Silas Marder Gallery is pleased to announce a solo exhibition of sculpture by British-born, California-based artist Anya Gallaccio, opening June 27, and on view through July 26, 2015. A reception for the artist will be held on Saturday, June 27, from 4-8pm.
Over the past twenty years, Anya Gallaccio has carved out a rich and varied practice that ranges from ephemeral site-specific installations to “natural readymades.” Throughout, the artist has been exploring the relationship between humans and the environment, often working with organic materials like fruit, flowers, chocolate, and dirt to capture processes of transformation, both natural and industrial.

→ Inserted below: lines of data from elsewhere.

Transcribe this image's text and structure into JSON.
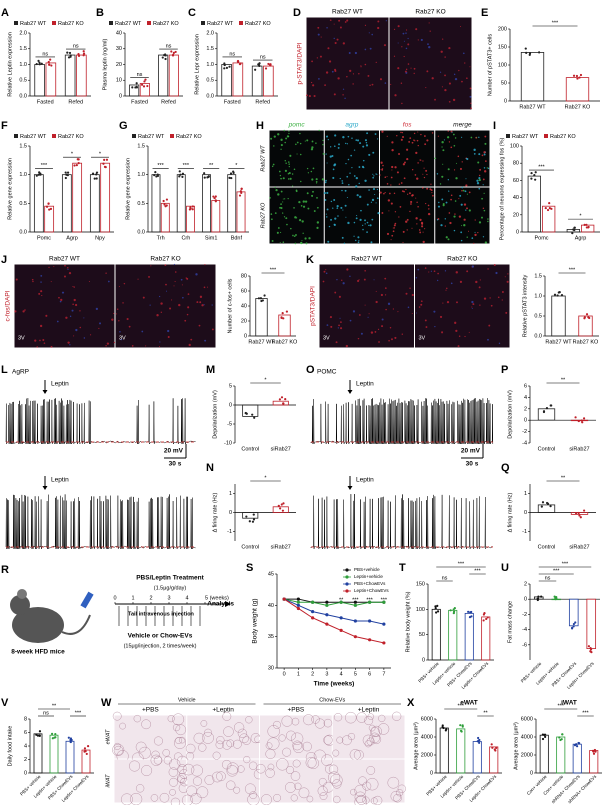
{
  "chart_data": [
    {
      "type": "bar",
      "panel": "A",
      "ylabel": "Relative Leptin expression",
      "categories": [
        "Fasted",
        "Refed"
      ],
      "series": [
        {
          "name": "Rab27 WT",
          "color": "#222222",
          "values": [
            1.0,
            1.3
          ]
        },
        {
          "name": "Rab27 KO",
          "color": "#c0202a",
          "values": [
            1.05,
            1.3
          ]
        }
      ],
      "ylim": [
        0,
        2
      ],
      "yticks": [
        {
          "value": 0,
          "label": "0.0"
        },
        0.5,
        {
          "value": 1,
          "label": "1.0"
        },
        1.5,
        {
          "value": 2,
          "label": "2.0"
        }
      ],
      "sig": [
        "ns",
        "ns"
      ]
    },
    {
      "type": "bar",
      "panel": "B",
      "ylabel": "Plasma leptin (ng/ml)",
      "categories": [
        "Fasted",
        "Refed"
      ],
      "series": [
        {
          "name": "Rab27 WT",
          "color": "#222222",
          "values": [
            7,
            26
          ]
        },
        {
          "name": "Rab27 KO",
          "color": "#c0202a",
          "values": [
            8,
            26
          ]
        }
      ],
      "ylim": [
        0,
        40
      ],
      "yticks": [
        0,
        10,
        20,
        30,
        40
      ],
      "sig": [
        "ns",
        "ns"
      ]
    },
    {
      "type": "bar",
      "panel": "C",
      "ylabel": "Relative Lepr expression",
      "categories": [
        "Fasted",
        "Refed"
      ],
      "series": [
        {
          "name": "Rab27 WT",
          "color": "#222222",
          "values": [
            1.0,
            0.95
          ]
        },
        {
          "name": "Rab27 KO",
          "color": "#c0202a",
          "values": [
            1.05,
            0.95
          ]
        }
      ],
      "ylim": [
        0,
        2
      ],
      "yticks": [
        {
          "value": 0,
          "label": "0.0"
        },
        0.5,
        {
          "value": 1,
          "label": "1.0"
        },
        1.5,
        {
          "value": 2,
          "label": "2.0"
        }
      ],
      "sig": [
        "ns",
        "ns"
      ]
    },
    {
      "type": "bar",
      "panel": "E",
      "ylabel": "Number of pSTAT3+ cells",
      "categories": [
        "Rab27 WT",
        "Rab27 KO"
      ],
      "values": [
        135,
        65
      ],
      "colors": [
        "#222222",
        "#c0202a"
      ],
      "ylim": [
        0,
        200
      ],
      "yticks": [
        0,
        50,
        100,
        150,
        200
      ],
      "sig": [
        "***"
      ]
    },
    {
      "type": "bar",
      "panel": "F",
      "ylabel": "Relative gene expression",
      "categories": [
        "Pomc",
        "Agrp",
        "Npy"
      ],
      "series": [
        {
          "name": "Rab27 WT",
          "color": "#222222",
          "values": [
            1.0,
            1.0,
            1.0
          ]
        },
        {
          "name": "Rab27 KO",
          "color": "#c0202a",
          "values": [
            0.45,
            1.2,
            1.2
          ]
        }
      ],
      "ylim": [
        0,
        1.5
      ],
      "yticks": [
        {
          "value": 0,
          "label": "0.0"
        },
        0.5,
        {
          "value": 1,
          "label": "1.0"
        },
        1.5
      ],
      "sig": [
        "***",
        "*",
        "*"
      ]
    },
    {
      "type": "bar",
      "panel": "G",
      "ylabel": "Relative gene expression",
      "categories": [
        "Trh",
        "Crh",
        "Sim1",
        "Bdnf"
      ],
      "series": [
        {
          "name": "Rab27 WT",
          "color": "#222222",
          "values": [
            1.0,
            1.0,
            1.0,
            1.0
          ]
        },
        {
          "name": "Rab27 KO",
          "color": "#c0202a",
          "values": [
            0.5,
            0.45,
            0.55,
            0.7
          ]
        }
      ],
      "ylim": [
        0,
        1.5
      ],
      "yticks": [
        {
          "value": 0,
          "label": "0.0"
        },
        0.5,
        {
          "value": 1,
          "label": "1.0"
        },
        1.5
      ],
      "sig": [
        "***",
        "***",
        "**",
        "*"
      ]
    },
    {
      "type": "bar",
      "panel": "I",
      "ylabel": "Percentage of neurons expressing fos (%)",
      "categories": [
        "Pomc",
        "Agrp"
      ],
      "series": [
        {
          "name": "Rab27 WT",
          "color": "#222222",
          "values": [
            65,
            3
          ]
        },
        {
          "name": "Rab27 KO",
          "color": "#c0202a",
          "values": [
            30,
            8
          ]
        }
      ],
      "ylim": [
        0,
        100
      ],
      "yticks": [
        0,
        20,
        40,
        60,
        80,
        100
      ],
      "sig": [
        "***",
        "*"
      ]
    },
    {
      "type": "bar",
      "ylabel": "Number of c-fos+ cells",
      "categories": [
        "Rab27 WT",
        "Rab27 KO"
      ],
      "values": [
        50,
        28
      ],
      "colors": [
        "#222222",
        "#c0202a"
      ],
      "ylim": [
        0,
        80
      ],
      "yticks": [
        0,
        20,
        40,
        60,
        80
      ],
      "sig": [
        "***"
      ]
    },
    {
      "type": "bar",
      "ylabel": "Relative pSTAT3 intensity",
      "categories": [
        "Rab27 WT",
        "Rab27 KO"
      ],
      "values": [
        1.0,
        0.5
      ],
      "colors": [
        "#222222",
        "#c0202a"
      ],
      "ylim": [
        0,
        1.5
      ],
      "yticks": [
        {
          "value": 0,
          "label": "0.0"
        },
        0.5,
        {
          "value": 1,
          "label": "1.0"
        },
        1.5
      ],
      "sig": [
        "***"
      ]
    },
    {
      "type": "bar",
      "panel": "M",
      "ylabel": "Depolarization (mV)",
      "categories": [
        "Control",
        "siRab27"
      ],
      "values": [
        -3,
        1
      ],
      "colors": [
        "#222222",
        "#c0202a"
      ],
      "ylim": [
        -10,
        5
      ],
      "yticks": [
        -10,
        -5,
        0,
        5
      ],
      "sig": [
        "*"
      ]
    },
    {
      "type": "bar",
      "panel": "N",
      "ylabel": "Δ firing rate (Hz)",
      "categories": [
        "Control",
        "siRab27"
      ],
      "values": [
        -0.3,
        0.3
      ],
      "colors": [
        "#222222",
        "#c0202a"
      ],
      "ylim": [
        -1.5,
        1.5
      ],
      "yticks": [
        -1,
        0,
        1
      ],
      "sig": [
        "*"
      ]
    },
    {
      "type": "bar",
      "panel": "P",
      "ylabel": "Depolarization (mV)",
      "categories": [
        "Control",
        "siRab27"
      ],
      "values": [
        2,
        0
      ],
      "colors": [
        "#222222",
        "#c0202a"
      ],
      "ylim": [
        -4,
        6
      ],
      "yticks": [
        -4,
        -2,
        0,
        2,
        4,
        6
      ],
      "sig": [
        "**"
      ]
    },
    {
      "type": "bar",
      "panel": "Q",
      "ylabel": "Δ firing rate (Hz)",
      "categories": [
        "Control",
        "siRab27"
      ],
      "values": [
        0.4,
        -0.1
      ],
      "colors": [
        "#222222",
        "#c0202a"
      ],
      "ylim": [
        -1.5,
        1.5
      ],
      "yticks": [
        -1,
        0,
        1
      ],
      "sig": [
        "**"
      ]
    },
    {
      "type": "line",
      "panel": "S",
      "ylabel": "Body weight (g)",
      "xlabel": "Time (weeks)",
      "x": [
        0,
        1,
        2,
        3,
        4,
        5,
        6,
        7
      ],
      "series": [
        {
          "name": "PBS+vehicle",
          "color": "#111111",
          "values": [
            41,
            41,
            40.5,
            40.5,
            40.5,
            40.5,
            40.5,
            40.5
          ]
        },
        {
          "name": "Leptin+vehicle",
          "color": "#2e9e3a",
          "values": [
            41,
            40.5,
            40.5,
            40,
            40.5,
            40,
            40.5,
            40.5
          ]
        },
        {
          "name": "PBS+ChowEVs",
          "color": "#2040a0",
          "values": [
            41,
            40,
            39,
            38.5,
            38,
            37.5,
            37.5,
            37
          ]
        },
        {
          "name": "Leptin+ChowEVs",
          "color": "#c0202a",
          "values": [
            41,
            39.5,
            38,
            37,
            36,
            35,
            34.5,
            34
          ]
        }
      ],
      "xlim": [
        -0.5,
        7.5
      ],
      "xticks": [
        0,
        1,
        2,
        3,
        4,
        5,
        6,
        7
      ],
      "ylim": [
        30,
        45
      ],
      "yticks": [
        30,
        35,
        40,
        45
      ],
      "annotations": [
        {
          "x": 4,
          "text": "**"
        },
        {
          "x": 5,
          "text": "***"
        },
        {
          "x": 6,
          "text": "***"
        },
        {
          "x": 7,
          "text": "***"
        }
      ]
    },
    {
      "type": "bar",
      "panel": "T",
      "ylabel": "Relative body weight (%)",
      "categories": [
        "PBS+ vehicle",
        "Leptin+ vehicle",
        "PBS+ ChowEVs",
        "Leptin+ ChowEVs"
      ],
      "values": [
        100,
        98,
        92,
        85
      ],
      "colors": [
        "#111111",
        "#2e9e3a",
        "#2040a0",
        "#c0202a"
      ],
      "ylim": [
        0,
        150
      ],
      "yticks": [
        0,
        50,
        100,
        150
      ],
      "sig": [
        "***",
        "ns",
        "***"
      ]
    },
    {
      "type": "bar",
      "panel": "U",
      "ylabel": "Fat mass change",
      "categories": [
        "PBS+ vehicle",
        "Leptin+ vehicle",
        "PBS+ ChowEVs",
        "Leptin+ ChowEVs"
      ],
      "values": [
        0.3,
        0,
        -3.5,
        -6.5
      ],
      "colors": [
        "#111111",
        "#2e9e3a",
        "#2040a0",
        "#c0202a"
      ],
      "ylim": [
        -8,
        2
      ],
      "yticks": [
        -6,
        -4,
        -2,
        0,
        2
      ],
      "sig": [
        "***",
        "***",
        "ns"
      ]
    },
    {
      "type": "bar",
      "panel": "V",
      "ylabel": "Daily food intake",
      "categories": [
        "PBS+ vehicle",
        "Leptin+ vehicle",
        "PBS+ ChowEVs",
        "Leptin+ ChowEVs"
      ],
      "values": [
        5.8,
        5.6,
        4.7,
        3.4
      ],
      "colors": [
        "#111111",
        "#2e9e3a",
        "#2040a0",
        "#c0202a"
      ],
      "ylim": [
        0,
        8
      ],
      "yticks": [
        0,
        2,
        4,
        6,
        8
      ],
      "sig": [
        "**",
        "ns",
        "***"
      ]
    },
    {
      "type": "bar",
      "panel": "X",
      "title": "eWAT",
      "ylabel": "Average area (μm²)",
      "categories": [
        "PBS+ vehicle",
        "Leptin+ vehicle",
        "PBS+ ChowEVs",
        "Leptin+ ChowEVs"
      ],
      "values": [
        5000,
        4900,
        3500,
        2900
      ],
      "colors": [
        "#111111",
        "#2e9e3a",
        "#2040a0",
        "#c0202a"
      ],
      "ylim": [
        0,
        6000
      ],
      "yticks": [
        0,
        2000,
        4000,
        6000
      ],
      "sig": [
        "***",
        "**"
      ]
    },
    {
      "type": "bar",
      "title": "iWAT",
      "ylabel": "Average area (μm²)",
      "categories": [
        "Con+ vehicle",
        "Con+ vehicle",
        "shRNA+ ChowEVs",
        "shRNA+ ChowEVs"
      ],
      "values": [
        4200,
        4000,
        3200,
        2500
      ],
      "colors": [
        "#111111",
        "#2e9e3a",
        "#2040a0",
        "#c0202a"
      ],
      "ylim": [
        0,
        6000
      ],
      "yticks": [
        0,
        2000,
        4000,
        6000
      ],
      "sig": [
        "***",
        "***"
      ]
    }
  ],
  "figures": [
    {
      "panel": "D",
      "columns": [
        "Rab27 WT",
        "Rab27 KO"
      ],
      "stain": "p-STAT3/DAPI",
      "labels": []
    },
    {
      "panel": "H",
      "columns": [
        "pomc",
        "agrp",
        "fos",
        "merge"
      ],
      "column_colors": [
        "#3cb043",
        "#2aa8c8",
        "#d0303a",
        "#111111"
      ],
      "rows": [
        "Rab27 WT",
        "Rab27 KO"
      ],
      "labels": []
    },
    {
      "panel": "J",
      "columns": [
        "Rab27 WT",
        "Rab27 KO"
      ],
      "stain": "c-fos/DAPI",
      "labels": [
        "3V",
        "3V"
      ]
    },
    {
      "panel": "K",
      "columns": [
        "Rab27 WT",
        "Rab27 KO"
      ],
      "stain": "pSTAT3/DAPI",
      "labels": [
        "3V",
        "3V"
      ]
    },
    {
      "panel": "W",
      "groups": [
        "Vehicle",
        "Chow-EVs"
      ],
      "columns": [
        "+PBS",
        "+Leptin",
        "+PBS",
        "+Leptin"
      ],
      "rows": [
        "eWAT",
        "iWAT"
      ],
      "labels": []
    }
  ],
  "traces": [
    {
      "panel": "L",
      "cell": "AgRP",
      "stimuli": [
        "Leptin",
        "Leptin"
      ],
      "scale_v": "20 mV",
      "scale_t": "30 s"
    },
    {
      "panel": "O",
      "cell": "POMC",
      "stimuli": [
        "Leptin",
        "Leptin"
      ],
      "scale_v": "20 mV",
      "scale_t": "30 s"
    }
  ],
  "schematic": {
    "panel": "R",
    "mice": "8-week HFD mice",
    "treatment": "PBS/Leptin Treatment",
    "dose": "(1.5μg/g/day)",
    "timeline": [
      "0",
      "1",
      "2",
      "3",
      "4",
      "5 (weeks)"
    ],
    "injection": "Tail intravenous injection",
    "analysis": "Analysis",
    "vehicle": "Vehicle or Chow-EVs",
    "ev_dose": "(15μg/injection, 2 times/week)"
  }
}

Whether she is nurturing seeds sown in the fallow spaces where sculptures once sat (keep off the grass, 1997), or coating a square of the gallery floor with layers of beet sugar (now the day is over, 2007), Gallaccio is deeply invested in materiality. Often, the material becomes a means of investigating the narratives of place, each locally sourced element inviting connections to global networks of history, economy, and politics.

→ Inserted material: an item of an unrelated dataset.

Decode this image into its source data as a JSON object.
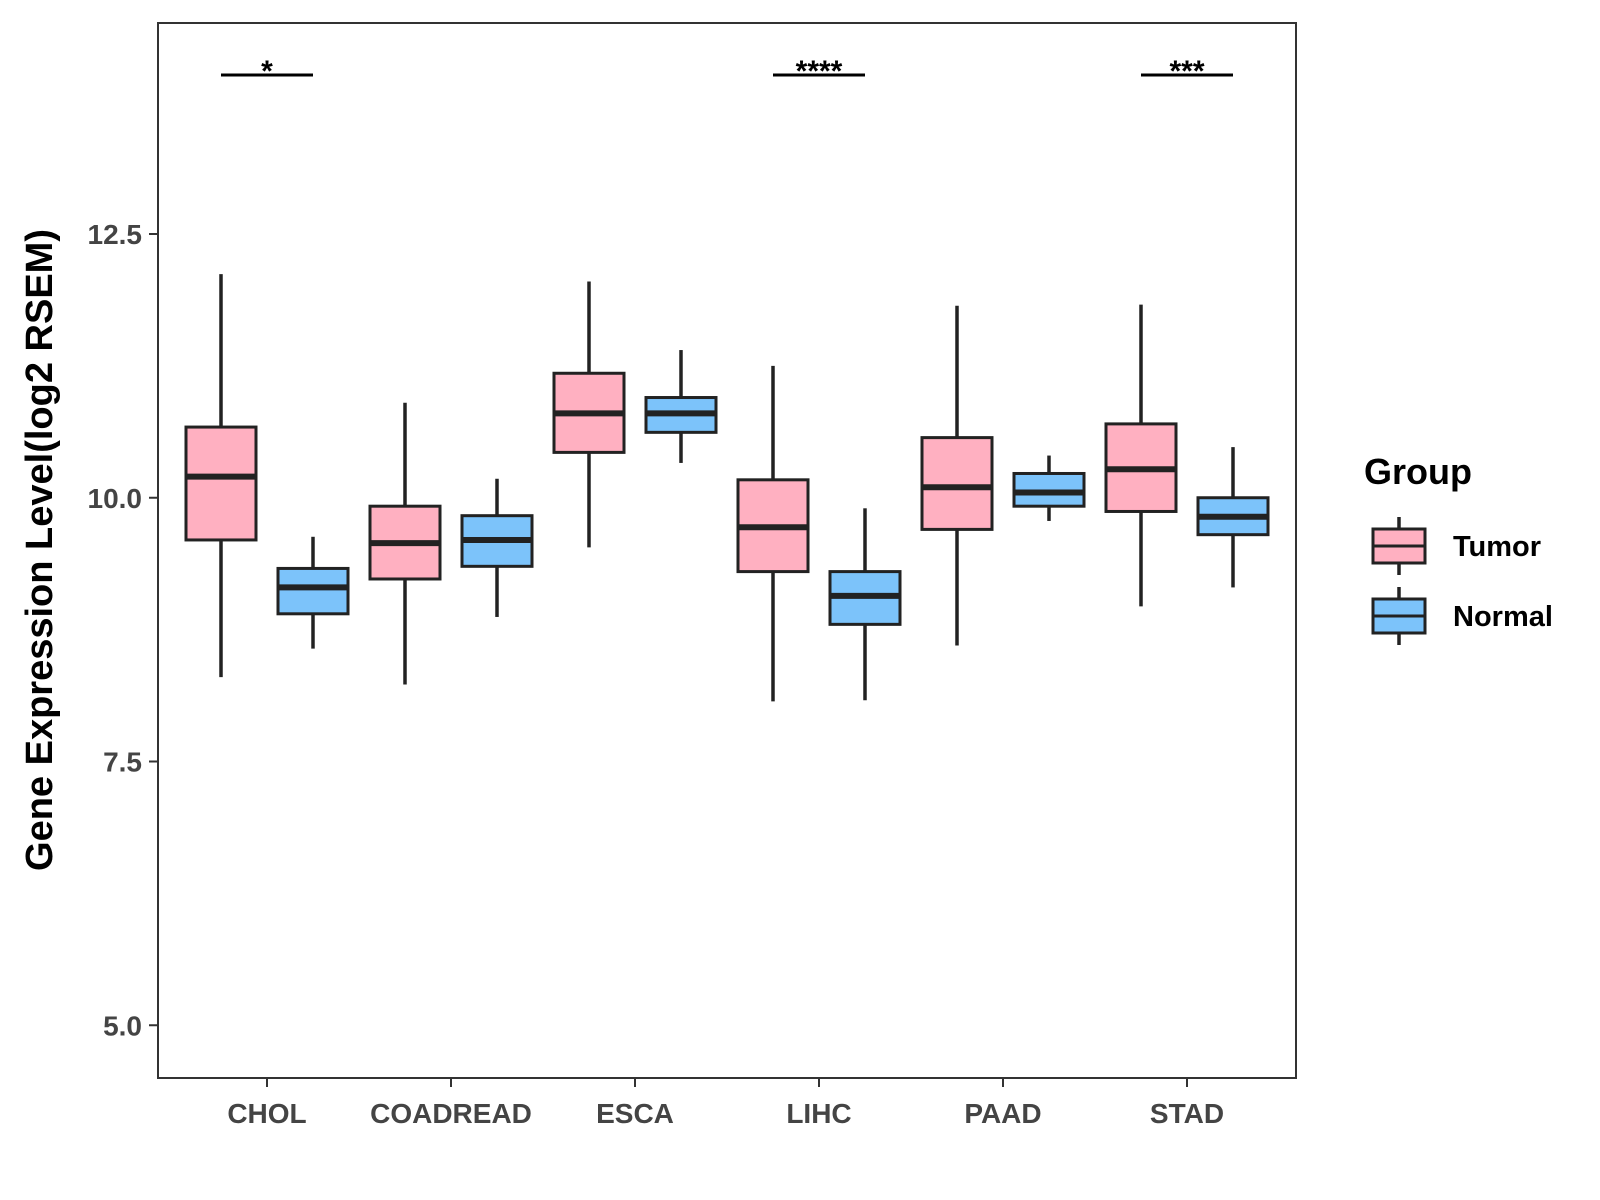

The exhibition will include four 500lb open cubes constructed out of varying arrangements of limestone and sandstone, as well as If recollecting were forgetting (2006-2013), a hand knotted gold lame fishing net. Placed within the gallery, as well as in the adjacent gardens, the stone forms frame the landscape and each other, expanding and contracting in concert with their surroundings. While the seemingly perfect geometry of these forms implies the mechanized hand of industry, each ancient slice of rough-hewn stone, unique in color and pattern, contains a reverent geological history all its own.

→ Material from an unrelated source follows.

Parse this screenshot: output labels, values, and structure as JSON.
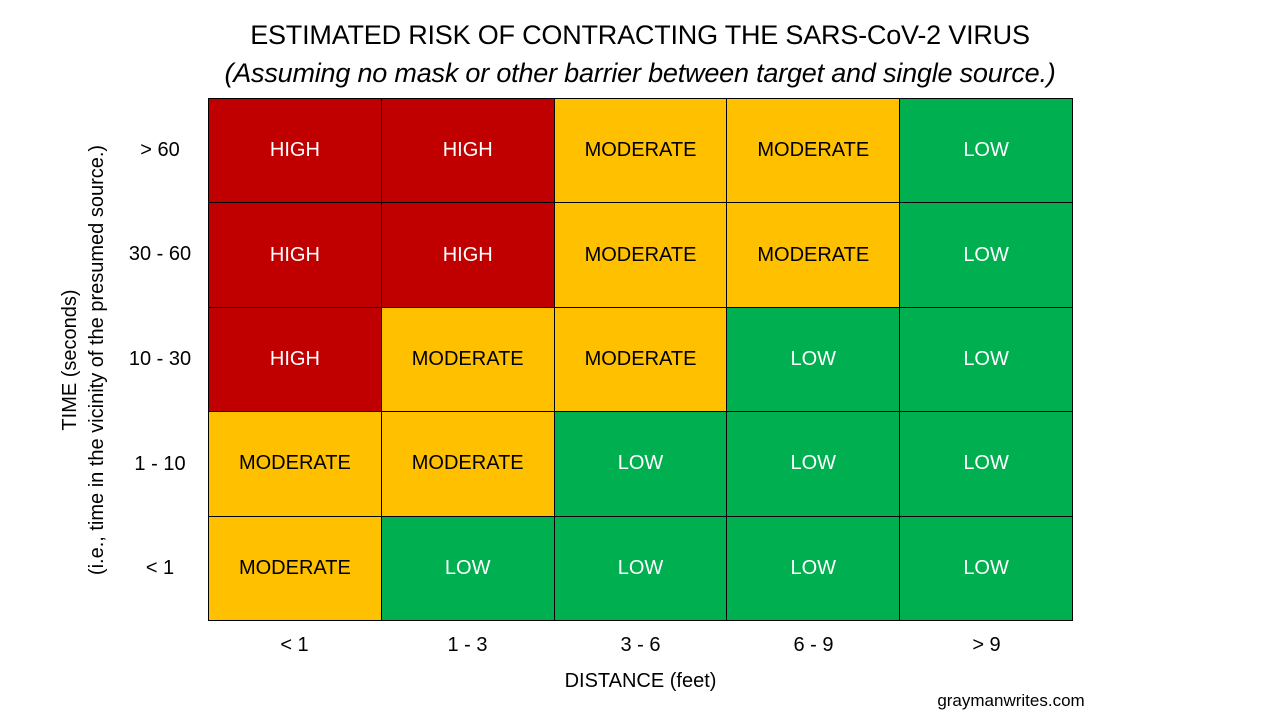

Born in Paisley, Scotland in 1963, Gallaccio attended Goldsmiths College at the University of London, where she and her peers became known as Young British Artists. She has exhibited extensively with major solo exhibitions at the Tate Modern, London (2003); Sculpture Center, New York (2006); Camden Art Centre, London (2008); and Eastshire Museum, Scotland (2010). In 2003, Gallaccio was shortlisted for the prestigious Turner Prize. She has held residencies at the Montalvo Arts Center, Saratoga, CA; the Headlands Center for the Arts, Sausalito, CA; and Foundation for Contemporary Art, San Antonio, TX. Her work can be found in the public collections of the Art Council, London; The British Council Collection, London; Museum of Contemporary Art, Sydney; Seattle Art Museum; Tate Britain, London; and the Victoria and Albert Museum, London. She is currently a professor in the Department of Visual Arts at the University of California, San Diego.